あなたが裁判官でしたら,どのような判決を下しますか。今までにお読みになったことを基礎にして次の質問に答えてみてください。そして,本件に関係のある諸事実を再検討してください。
告訴によると,刑法335条に述べられているどんな事柄を両親は破ったのですか。両方の医師たちの意見はなんと述べていますか。両親は子どもを生き延びさせるために何をしましたか。
子どもはいずれにしても死んだことだろうから,という考えによって自分の判断を左右させてはなりません。法律によると,命を縮めることすら罰せられます。一方,子どもは輸血によって確実に生き延びたでしょうか。
ご自分の結論に達しましたか。それではボルターの件に関する裁判官の実際の判決と比べることができます。
判決
ボルター夫妻は次の理由により無罪を言い渡されました。
(1)被告は輸血の効果を十分に知っており,ほかにも効果のある治療法があることを知っていた。したがって被告は輸血を拒絶することが,法律的意味において,自分の子どもの命の安全に対する犯罪になることを理解していなかった。
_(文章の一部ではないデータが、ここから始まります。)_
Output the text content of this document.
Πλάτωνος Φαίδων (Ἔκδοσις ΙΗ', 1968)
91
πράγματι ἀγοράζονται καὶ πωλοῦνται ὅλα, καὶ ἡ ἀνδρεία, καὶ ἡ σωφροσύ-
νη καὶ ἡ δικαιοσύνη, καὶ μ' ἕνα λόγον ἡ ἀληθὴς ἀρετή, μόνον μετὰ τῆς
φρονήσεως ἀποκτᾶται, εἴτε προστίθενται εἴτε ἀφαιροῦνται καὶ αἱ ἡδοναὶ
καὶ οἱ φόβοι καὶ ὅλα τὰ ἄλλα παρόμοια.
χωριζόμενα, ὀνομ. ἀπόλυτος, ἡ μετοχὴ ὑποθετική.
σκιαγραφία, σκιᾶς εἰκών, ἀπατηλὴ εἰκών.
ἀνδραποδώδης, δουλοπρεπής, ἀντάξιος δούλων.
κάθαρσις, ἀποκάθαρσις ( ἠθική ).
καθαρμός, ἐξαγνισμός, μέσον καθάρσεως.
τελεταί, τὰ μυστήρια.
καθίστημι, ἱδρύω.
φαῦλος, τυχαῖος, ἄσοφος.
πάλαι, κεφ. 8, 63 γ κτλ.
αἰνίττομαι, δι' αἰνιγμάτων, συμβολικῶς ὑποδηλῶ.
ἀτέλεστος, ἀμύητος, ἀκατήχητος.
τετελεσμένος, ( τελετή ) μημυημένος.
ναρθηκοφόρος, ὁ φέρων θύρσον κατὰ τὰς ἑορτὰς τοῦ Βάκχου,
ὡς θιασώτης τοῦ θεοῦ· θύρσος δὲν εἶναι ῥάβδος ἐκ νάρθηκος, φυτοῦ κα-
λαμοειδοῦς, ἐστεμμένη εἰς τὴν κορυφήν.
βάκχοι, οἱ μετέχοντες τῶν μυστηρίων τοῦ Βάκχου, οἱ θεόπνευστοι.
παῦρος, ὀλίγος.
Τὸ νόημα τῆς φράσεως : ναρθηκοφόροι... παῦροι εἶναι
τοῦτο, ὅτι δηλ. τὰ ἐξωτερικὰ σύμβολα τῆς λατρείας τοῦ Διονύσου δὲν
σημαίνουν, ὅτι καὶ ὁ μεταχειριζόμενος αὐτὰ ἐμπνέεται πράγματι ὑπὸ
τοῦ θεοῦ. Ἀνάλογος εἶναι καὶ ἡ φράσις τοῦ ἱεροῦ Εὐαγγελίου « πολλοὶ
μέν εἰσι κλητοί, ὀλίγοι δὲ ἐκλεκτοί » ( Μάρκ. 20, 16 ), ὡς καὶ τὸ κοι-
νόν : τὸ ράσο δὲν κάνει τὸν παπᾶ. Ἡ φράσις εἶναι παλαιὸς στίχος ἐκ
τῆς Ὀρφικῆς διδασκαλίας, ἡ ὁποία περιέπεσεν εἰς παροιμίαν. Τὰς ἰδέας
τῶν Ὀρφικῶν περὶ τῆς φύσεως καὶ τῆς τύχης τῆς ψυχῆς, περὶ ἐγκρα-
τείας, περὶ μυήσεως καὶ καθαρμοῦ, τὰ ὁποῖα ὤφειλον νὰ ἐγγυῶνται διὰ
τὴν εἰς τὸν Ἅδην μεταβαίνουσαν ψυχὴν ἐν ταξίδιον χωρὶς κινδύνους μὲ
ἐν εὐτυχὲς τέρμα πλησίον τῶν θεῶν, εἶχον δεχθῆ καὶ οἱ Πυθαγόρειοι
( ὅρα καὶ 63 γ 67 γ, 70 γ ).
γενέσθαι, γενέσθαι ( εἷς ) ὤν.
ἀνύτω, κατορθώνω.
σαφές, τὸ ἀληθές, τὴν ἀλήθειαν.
(2)事実,病院は子どもの治療に関して,後見裁判所にその後の指示を問い合わせるべきであったろう。治療に伴う危険を考慮すると,後見裁判所は強制的な輸血を退け,両親の宗教上の確信を尊敬したものと思われる。
(3)法廷で意見を求められた専門家たちは,輸血の不利な点を指摘している。よって,両親がそれを拒絶したことには,根拠がないわけではなかった。
覚え書 ― 大学の講師,小児科病院の主任外科医やオーストリアの大学病院の小児科院長をはじめ,オーストリアの著名な専門医約10人は本件について質問を受けたとき,自分としては血の問題に関するエホバの証人の宗教上の立場を喜んで尊敬したい。そして,患者を助けるために,考えられる他のあらゆる治療を施すであろう,と述べました。そうした医師は賞賛されるべきです。仲間の人間を助けることに尽力すると同時に,聖書に基づくクリスチャン良心に対する敬意を示しているからです。